BATHING WITH ANTINOUS
IN BUDAPEST'S MUSEUM OF FINE ARTS
"CLEANLINESS is next to Godliness" – ran Ovid's advice to young men setting out on amorous conquests in his poem Ars Amatoria.
A clean body and a well-groomed appearance was not only indispensable in the art of love, but was also considered a fundamental feature of Roman self-esteem, frequently contrasted with the uncleanliness and unkempt appearance of Barbarians living outside the borders of the Empire.
This summer an exhibition on the art of Imperial Roman bathing is on view at Budapest's Museum of Fine Arts.
The exhibition BENE LAVA (HAVE A NICE BATH) runs through September 2nd at the museum in central Budapest, Hungary.
An array of bathing implements, combs, strigilae, lamps, water-resistant flip-flops and other artefacts are on display.
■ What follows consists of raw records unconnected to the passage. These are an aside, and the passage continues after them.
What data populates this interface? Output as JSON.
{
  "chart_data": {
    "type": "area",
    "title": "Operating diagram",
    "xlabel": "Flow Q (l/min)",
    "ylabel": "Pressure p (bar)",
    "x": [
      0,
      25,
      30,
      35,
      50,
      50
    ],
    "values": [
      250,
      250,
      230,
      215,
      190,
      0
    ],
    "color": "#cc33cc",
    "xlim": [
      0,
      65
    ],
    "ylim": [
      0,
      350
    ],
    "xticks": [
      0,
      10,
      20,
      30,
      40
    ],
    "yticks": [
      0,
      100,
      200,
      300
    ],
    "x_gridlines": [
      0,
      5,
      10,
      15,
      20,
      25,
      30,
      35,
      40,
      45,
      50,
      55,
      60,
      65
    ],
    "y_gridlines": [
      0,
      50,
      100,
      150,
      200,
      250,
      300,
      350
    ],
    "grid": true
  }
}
One major eye-catcher is a BALSAMARIUM (unguent jar) in the form of the head of Antinous similar to the one shown above.
Antinous balsamaria were exceedingly popular in Rome. Suitable for holding bath oils or moisturizers, an Antinous balsamarium suggested that its owner would emerge from the baths looking like a God.
And we thought modern advertising came up with that gimmick!